Session IV – Petroleum systems and play concepts
PhD student Jean-Baptiste Koehl (UiT) presented his project with onshore-offshore relationships on the SW Barents Sea margin: fault correlation, tectonic landscapes and margin architecture. Tore Aadland (UiB) continued the talk of Prof. Helland-Hansen with their project temporal and spatial reconstruction of Barents Sea Mesozoic source-to-sink systems.Researcher Sten-Andreas Grundvåg (UNIS) gave a thourogh review of the Upper Jurassic and Lower Cretaceous in Svalbard and northern Barents Sea. Professor Snorre Olaussen from UNIS ended this session with the onshore link to the Mesozoic Petroleum Systems in the greater Barents Sea, and asked “is the fluid flow system in the Barents Sea more dynamic than anticipated?”

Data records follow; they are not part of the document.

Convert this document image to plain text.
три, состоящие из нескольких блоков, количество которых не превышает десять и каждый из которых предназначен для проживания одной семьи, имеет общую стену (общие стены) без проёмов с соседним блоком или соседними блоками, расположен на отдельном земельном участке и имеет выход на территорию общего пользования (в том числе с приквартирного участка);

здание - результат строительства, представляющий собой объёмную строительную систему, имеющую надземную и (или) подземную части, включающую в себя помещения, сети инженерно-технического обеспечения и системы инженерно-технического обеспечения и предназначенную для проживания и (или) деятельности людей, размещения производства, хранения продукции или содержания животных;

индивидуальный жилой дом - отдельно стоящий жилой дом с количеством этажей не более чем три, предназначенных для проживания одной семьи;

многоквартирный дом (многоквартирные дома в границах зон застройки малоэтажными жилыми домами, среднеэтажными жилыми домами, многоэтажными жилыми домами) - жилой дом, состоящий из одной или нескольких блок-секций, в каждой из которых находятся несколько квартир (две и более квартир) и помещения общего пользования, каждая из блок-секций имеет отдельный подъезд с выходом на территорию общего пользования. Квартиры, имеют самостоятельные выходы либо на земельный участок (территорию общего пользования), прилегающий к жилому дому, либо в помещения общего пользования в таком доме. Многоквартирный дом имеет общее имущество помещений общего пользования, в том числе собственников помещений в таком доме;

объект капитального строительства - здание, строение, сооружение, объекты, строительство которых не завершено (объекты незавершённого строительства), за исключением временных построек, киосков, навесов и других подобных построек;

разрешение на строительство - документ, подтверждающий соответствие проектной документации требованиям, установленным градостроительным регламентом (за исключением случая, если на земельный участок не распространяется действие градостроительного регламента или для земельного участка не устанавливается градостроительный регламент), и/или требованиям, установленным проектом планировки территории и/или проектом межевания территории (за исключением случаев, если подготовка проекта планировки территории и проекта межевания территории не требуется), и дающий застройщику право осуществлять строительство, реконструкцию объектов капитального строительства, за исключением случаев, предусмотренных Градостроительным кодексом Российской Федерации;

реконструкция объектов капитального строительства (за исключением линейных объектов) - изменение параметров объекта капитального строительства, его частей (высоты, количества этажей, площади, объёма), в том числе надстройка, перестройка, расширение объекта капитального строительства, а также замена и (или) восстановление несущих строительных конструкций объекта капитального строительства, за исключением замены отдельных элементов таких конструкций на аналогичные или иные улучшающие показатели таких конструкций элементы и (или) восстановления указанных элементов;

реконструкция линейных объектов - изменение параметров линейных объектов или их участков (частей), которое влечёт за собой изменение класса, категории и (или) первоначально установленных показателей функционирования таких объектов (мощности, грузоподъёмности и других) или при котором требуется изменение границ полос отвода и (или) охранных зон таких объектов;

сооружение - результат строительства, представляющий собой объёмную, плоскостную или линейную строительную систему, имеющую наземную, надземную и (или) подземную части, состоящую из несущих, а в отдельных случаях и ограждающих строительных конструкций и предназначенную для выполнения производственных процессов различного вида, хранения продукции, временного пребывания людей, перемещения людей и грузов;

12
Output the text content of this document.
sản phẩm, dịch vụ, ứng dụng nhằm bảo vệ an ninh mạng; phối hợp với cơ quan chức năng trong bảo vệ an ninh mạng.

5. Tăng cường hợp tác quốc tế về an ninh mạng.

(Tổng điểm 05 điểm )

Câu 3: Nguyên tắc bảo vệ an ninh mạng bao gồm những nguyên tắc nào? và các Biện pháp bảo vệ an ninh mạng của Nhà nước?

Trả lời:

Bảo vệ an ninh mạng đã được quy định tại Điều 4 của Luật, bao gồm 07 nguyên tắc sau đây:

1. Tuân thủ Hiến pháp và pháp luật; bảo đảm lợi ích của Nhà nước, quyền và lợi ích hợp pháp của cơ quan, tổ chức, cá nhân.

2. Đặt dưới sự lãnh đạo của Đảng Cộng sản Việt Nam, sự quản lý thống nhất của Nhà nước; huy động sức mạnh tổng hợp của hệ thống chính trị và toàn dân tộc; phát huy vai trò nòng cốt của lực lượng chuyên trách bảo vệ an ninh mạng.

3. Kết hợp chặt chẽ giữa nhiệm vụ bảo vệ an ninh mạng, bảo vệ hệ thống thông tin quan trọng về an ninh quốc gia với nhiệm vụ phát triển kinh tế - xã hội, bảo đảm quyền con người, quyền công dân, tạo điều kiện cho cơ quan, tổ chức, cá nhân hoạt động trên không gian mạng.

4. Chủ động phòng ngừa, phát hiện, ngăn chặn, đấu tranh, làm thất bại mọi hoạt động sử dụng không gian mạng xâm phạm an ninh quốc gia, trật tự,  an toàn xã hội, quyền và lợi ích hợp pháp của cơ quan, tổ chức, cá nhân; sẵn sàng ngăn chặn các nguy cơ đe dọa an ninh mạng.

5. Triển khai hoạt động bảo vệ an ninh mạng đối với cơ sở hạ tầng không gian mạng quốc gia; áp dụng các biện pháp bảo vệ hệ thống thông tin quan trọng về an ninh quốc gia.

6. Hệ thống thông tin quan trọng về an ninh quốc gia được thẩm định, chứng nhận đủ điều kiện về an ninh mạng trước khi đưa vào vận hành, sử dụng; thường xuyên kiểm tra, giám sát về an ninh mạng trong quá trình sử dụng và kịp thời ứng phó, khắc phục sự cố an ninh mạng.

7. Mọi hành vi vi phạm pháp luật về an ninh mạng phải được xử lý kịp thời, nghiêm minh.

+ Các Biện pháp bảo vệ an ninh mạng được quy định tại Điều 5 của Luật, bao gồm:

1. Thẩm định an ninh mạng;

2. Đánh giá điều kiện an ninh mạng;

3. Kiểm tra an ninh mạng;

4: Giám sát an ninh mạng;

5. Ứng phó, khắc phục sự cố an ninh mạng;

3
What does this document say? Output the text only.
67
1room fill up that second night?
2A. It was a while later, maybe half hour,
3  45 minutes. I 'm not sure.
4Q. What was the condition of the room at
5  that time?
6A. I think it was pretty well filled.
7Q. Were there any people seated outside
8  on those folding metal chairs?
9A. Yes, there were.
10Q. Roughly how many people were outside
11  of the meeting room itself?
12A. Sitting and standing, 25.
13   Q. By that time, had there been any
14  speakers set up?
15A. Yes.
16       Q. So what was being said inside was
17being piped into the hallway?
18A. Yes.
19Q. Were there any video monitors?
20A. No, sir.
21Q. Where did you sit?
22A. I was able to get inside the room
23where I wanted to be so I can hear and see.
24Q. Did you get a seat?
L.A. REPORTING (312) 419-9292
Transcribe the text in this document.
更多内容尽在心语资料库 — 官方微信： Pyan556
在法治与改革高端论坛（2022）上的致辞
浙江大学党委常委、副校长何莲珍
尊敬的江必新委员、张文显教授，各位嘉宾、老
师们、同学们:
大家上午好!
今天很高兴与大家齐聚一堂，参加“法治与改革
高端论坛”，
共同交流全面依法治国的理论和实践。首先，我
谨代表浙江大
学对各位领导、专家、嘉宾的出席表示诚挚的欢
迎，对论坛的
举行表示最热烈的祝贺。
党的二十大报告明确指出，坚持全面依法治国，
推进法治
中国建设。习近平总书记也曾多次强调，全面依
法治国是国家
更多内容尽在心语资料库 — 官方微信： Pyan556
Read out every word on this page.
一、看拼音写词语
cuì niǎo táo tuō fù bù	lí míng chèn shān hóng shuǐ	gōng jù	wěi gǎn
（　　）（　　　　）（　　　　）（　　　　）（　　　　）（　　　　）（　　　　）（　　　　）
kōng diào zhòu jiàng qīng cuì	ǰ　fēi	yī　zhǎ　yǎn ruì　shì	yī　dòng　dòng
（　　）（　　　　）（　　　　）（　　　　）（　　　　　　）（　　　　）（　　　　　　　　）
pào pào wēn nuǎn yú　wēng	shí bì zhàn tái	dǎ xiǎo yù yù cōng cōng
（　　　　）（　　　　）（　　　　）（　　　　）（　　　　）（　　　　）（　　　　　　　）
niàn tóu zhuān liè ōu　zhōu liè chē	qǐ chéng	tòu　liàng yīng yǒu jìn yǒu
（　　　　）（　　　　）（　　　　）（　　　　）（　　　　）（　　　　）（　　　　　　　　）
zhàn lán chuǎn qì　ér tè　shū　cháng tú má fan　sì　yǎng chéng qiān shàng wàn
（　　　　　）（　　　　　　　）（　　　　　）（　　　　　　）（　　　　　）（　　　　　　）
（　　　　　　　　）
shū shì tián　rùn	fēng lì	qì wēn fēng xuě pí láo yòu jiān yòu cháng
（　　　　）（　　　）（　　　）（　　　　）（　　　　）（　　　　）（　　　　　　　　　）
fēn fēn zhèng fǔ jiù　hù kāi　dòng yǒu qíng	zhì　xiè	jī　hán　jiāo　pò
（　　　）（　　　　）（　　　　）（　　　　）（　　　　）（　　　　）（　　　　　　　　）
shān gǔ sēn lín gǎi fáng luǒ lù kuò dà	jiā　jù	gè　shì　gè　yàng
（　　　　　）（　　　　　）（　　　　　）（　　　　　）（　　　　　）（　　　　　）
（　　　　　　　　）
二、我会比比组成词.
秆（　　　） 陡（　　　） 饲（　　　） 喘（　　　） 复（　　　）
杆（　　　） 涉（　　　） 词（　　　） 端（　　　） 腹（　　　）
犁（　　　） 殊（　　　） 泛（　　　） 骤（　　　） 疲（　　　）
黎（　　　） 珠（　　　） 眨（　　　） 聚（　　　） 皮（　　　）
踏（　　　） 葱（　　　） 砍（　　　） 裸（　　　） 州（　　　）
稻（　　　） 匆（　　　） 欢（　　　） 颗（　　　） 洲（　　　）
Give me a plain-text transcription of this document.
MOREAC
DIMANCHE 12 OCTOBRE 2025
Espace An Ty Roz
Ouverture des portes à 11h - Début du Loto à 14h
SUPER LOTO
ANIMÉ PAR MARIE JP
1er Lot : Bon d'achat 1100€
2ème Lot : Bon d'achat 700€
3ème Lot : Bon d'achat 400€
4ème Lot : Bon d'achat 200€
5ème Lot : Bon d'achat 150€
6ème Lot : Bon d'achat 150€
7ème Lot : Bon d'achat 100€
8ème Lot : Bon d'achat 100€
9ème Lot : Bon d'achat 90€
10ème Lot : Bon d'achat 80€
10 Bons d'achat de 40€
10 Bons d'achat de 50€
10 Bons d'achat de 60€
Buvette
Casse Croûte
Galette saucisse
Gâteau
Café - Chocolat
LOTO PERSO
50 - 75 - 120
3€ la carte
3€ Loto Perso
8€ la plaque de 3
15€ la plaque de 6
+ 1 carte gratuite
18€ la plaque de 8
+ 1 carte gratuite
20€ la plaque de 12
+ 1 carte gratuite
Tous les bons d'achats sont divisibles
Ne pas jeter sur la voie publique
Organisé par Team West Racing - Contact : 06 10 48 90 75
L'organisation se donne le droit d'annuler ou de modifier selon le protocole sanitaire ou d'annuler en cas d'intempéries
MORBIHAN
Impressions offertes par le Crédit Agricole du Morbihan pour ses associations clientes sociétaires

Session V – Environmental risk management
This first session on Tuesday was dedicated to researchers working in WP3 – Environmental Risk Management. First Post doc Willy Røed (UiS) gave an overview of environmental risk management in the Arctic seen from a risk analyst’s point of view.
Jasmine Nahrgang from UiT continued with the sensitivity of key species within northern ecosystems.
Thierry Baussant from IRIS lectured on the biological effects of nondispersed oil – plankton and Marianne Frantzen (Akvaplan-niva) ended this session with biological effects of mechanically and chemically dispersed oil – polar cod.
Session VI – Technology for eco-safe exploration in the Arctic
The last session comprised results from the NTNU projects within ARCEx. Professor Ståle Johansen showed results from geophysical modelling for improved interpretation of subsurface data.
PhD student Terje Solbakk lectured about paleohighs, paleotopography and carbonates. Post doc Omosanya presented seismic characterization of “hard kicks” (igneous) and “soft kicks” (fluid-flow) anomalies in SW Barents Sea, while PhD student Espen Raknes ended this last session by imaging the subsurface using full waveform inversion.
Our impression is that this conference made it visible for all participants that ARCEx is a fairly large project. The organizing committee is pleased with the contributions and fruitful discussions given by all participants.